16.08.2020 - 09:57 Uhr
IrchenriethOberpfalz

Irchenrieth plant Waldkindergarten

Nicht nur Häuser schießen in Irchenrieth wie Schwammerl aus dem Boden. Der Bauboom bringt junge Familien ins Dorf. Trotz Erweiterung ist der Kindergarten schon wieder zu klein. Bürgermeister Josef Hammer reagiert.

Bürgermeister Josef Hammer und Planer Roland Pflaum (von links) zeigen die Planunterlagen für den angestrebten Waldkindergarten in Irchenrieth kurz vor der Sitzung am Standort hoch über der Gemeinde.
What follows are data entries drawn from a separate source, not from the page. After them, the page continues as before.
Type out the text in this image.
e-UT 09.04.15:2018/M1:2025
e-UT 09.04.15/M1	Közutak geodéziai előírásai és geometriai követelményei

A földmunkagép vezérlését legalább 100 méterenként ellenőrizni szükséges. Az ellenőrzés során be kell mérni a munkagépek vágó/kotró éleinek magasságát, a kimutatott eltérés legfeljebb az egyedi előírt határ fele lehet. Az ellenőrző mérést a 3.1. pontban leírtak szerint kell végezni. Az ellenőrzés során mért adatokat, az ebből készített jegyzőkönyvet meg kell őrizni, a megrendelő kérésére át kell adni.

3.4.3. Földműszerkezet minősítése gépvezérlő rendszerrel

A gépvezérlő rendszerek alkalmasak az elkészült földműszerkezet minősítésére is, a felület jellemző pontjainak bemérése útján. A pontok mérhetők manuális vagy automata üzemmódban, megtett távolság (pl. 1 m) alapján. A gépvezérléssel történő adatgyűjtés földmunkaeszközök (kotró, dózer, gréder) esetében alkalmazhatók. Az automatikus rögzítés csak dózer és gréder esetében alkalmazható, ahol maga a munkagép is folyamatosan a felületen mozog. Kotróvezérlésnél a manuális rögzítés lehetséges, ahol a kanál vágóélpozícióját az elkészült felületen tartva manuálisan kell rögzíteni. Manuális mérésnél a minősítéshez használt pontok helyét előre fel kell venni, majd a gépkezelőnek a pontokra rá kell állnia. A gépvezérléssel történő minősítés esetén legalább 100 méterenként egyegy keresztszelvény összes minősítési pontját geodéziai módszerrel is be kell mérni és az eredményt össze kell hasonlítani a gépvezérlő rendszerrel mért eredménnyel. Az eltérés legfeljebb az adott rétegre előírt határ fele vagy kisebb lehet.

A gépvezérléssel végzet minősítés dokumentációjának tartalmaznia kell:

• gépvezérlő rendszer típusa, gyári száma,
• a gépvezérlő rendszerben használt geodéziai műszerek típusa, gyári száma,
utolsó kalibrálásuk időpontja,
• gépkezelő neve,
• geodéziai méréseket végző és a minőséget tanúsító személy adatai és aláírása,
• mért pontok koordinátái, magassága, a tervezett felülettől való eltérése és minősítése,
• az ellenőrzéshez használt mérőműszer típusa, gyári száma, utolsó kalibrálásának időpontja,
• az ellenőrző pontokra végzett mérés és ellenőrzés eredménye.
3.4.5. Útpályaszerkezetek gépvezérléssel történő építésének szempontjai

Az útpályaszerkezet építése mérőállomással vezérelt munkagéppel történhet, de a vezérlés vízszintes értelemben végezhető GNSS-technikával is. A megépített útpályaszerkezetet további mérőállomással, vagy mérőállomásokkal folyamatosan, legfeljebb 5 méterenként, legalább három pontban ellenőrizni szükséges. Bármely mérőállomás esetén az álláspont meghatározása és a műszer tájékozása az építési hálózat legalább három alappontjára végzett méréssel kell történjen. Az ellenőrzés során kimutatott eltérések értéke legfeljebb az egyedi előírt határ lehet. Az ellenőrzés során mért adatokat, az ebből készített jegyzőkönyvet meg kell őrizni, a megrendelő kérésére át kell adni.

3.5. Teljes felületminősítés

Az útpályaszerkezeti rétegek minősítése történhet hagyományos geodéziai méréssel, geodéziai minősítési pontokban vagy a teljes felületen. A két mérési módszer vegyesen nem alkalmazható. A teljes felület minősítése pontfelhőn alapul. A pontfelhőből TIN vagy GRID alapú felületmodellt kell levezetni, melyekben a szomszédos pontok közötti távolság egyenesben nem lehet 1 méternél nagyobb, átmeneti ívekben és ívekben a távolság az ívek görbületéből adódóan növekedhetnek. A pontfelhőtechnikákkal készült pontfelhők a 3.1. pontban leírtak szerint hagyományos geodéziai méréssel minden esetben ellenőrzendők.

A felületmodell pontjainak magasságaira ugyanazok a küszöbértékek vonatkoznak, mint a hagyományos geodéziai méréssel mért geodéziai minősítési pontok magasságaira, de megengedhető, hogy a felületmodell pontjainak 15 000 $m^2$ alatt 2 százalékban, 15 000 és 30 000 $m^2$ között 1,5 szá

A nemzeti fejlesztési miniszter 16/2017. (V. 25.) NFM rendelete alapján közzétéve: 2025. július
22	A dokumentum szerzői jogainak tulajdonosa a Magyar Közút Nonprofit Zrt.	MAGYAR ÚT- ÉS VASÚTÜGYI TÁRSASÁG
Die Kinder werden eine fantastische Aussicht genießen.
von Ernst FrischholzProfil

"Bauvoranfrage auf Errichtung eines Waldkindergartens" stand auf der Ladung zur Gemeinderatssitzung. Die Bauvoranfrage hatte die Gemeinde an sich selbst gestellt. Die Gründe erläuterte Bürgermeister Josef Hammer in der Gemeinderatssitzung.

Der bestehende Katholische Kindergarten St. Otto, erst vor 2 Jahren auf 4 Gruppen und für 94 Kinder zugelassen, stößt laut Kindergartenleitung schon wieder an seine Kapazitätsgrenzen. In Abstimmung mit Pfarrer Alfons Forster sei Hammer das Problem angegangen. Denn: Die Diözese fördert keinen zweiten Kindergarten innerhalb der Pfarrei. "Also habe ich mich auf die Suche nach einen weiteren Träger gemacht", informiert der Gemeindechef der Gemeinderat. „Learning Campus“ sei die Lösung. Die Einrichtung mit Benjamin Zeitler an der Spitze betreibt bereits Waldkindergärten im Landkreis. Zum Beispiel den Waldkindergarten in Weiden am Butterhof.

"Ich war skeptisch, als ich mit Roland Pflaum zum Butterhof fuhr, aber wir gingen nach der Besichtigung begeistert heim. Deshalb lautet Hammers Lösung: ein Waldkindergarten für Irchenrieth.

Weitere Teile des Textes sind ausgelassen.